Pay for many non-executive health care workers was far lower. The Bureau of Labor Statistics reported a 2024 median annual salary of $93,600 for registered nurses and median pay of $239,200 for physicians and surgeons.
During the House hearing, Ways and Means Committee Chairman Jason Smith described an industry in which each group points to another for high costs. “Hospitals blame insurers and drug companies. Democrats blame Republicans. Republicans blame Democrats. Insurers blame hospitals and drug companies. Drug companies blame pharmacy benefit managers and hospitals,” Smith said, according to Healthcare Brew.
Hazen, the HCA Healthcare CEO, told the committee in testimony that health care is “too expensive for too many people.” He said prescription prices, insurance premiums and unexpected emergency room bills create financial pressure for American households and require urgent attention across the industry.

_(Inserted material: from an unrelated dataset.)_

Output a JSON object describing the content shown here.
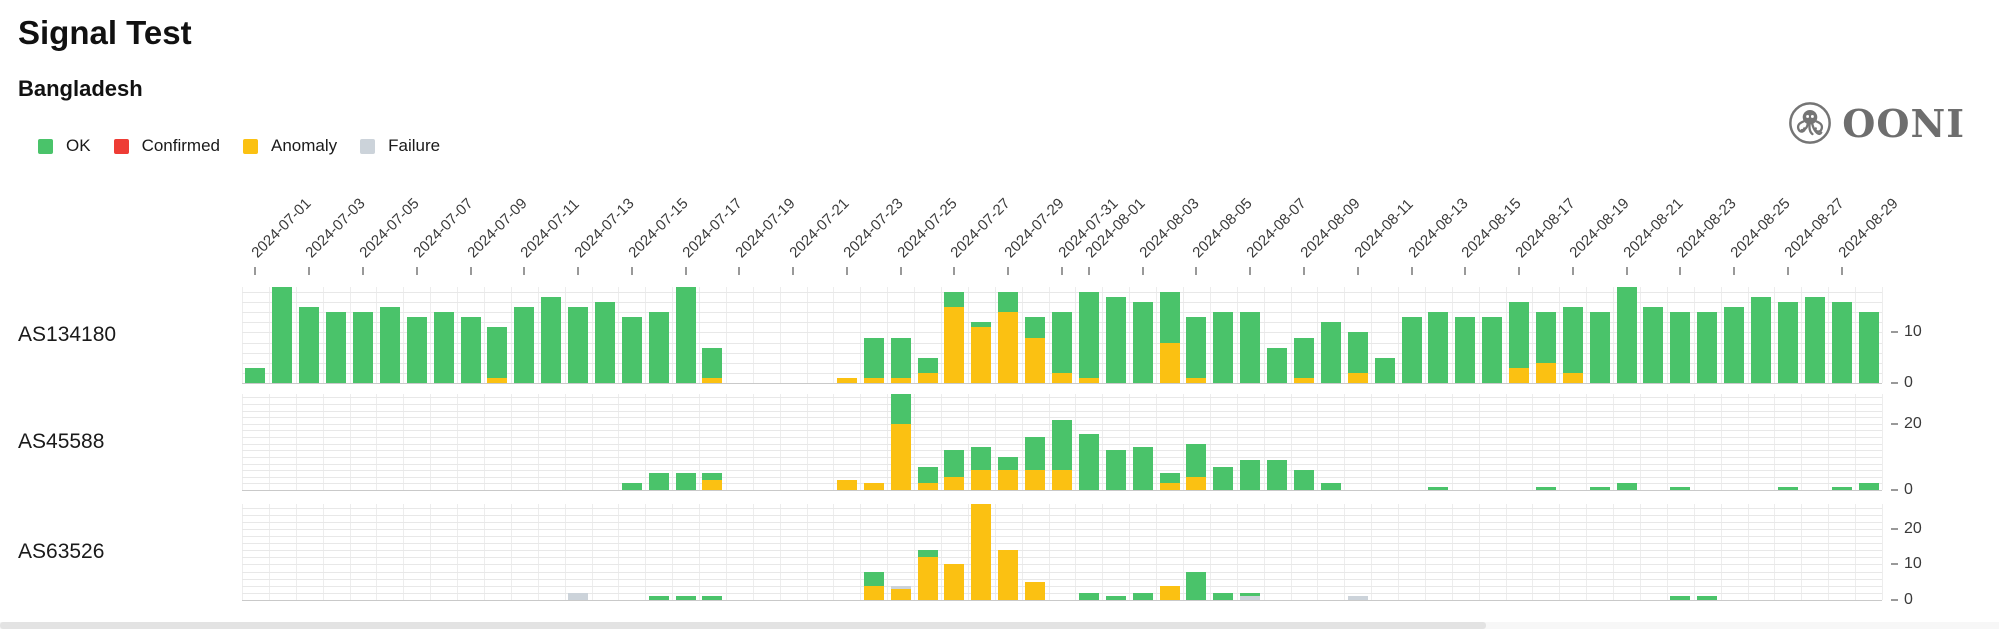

Healthcare Brew reported that the other for-profit hospital companies did not respond to requests for comment before publication.
Pay cap efforts have stalled
Some state-level efforts have sought to limit health care executive pay, but Healthcare Brew reported that they have not advanced into law. Vermont considered a proposal that would have capped hospital executive and clinical leadership pay at 10 times the salaries of the lowest-paid patient-facing employees, but the bill did not move forward.
North Carolina and California are considering similar measures, according to reports cited by Healthcare Brew. In Minnesota, the Minnesota Nurses Association pushed a 2024 agenda aimed at hospital executive pay, but the Minnesota Reformer reported that it did not gain ground in the Legislature.
“Hospital executives think they run the show. They have the money to pay more than 60 lobbyists to ensure the system stays exactly like it is. But we are here today to speak with one voice and demand change,” Chris Rubesch, a registered nurse at Essentia-Duluth and president of the Minnesota Nurses Association, said in a 2024 union release.
This story draws on original reporting from Fortune.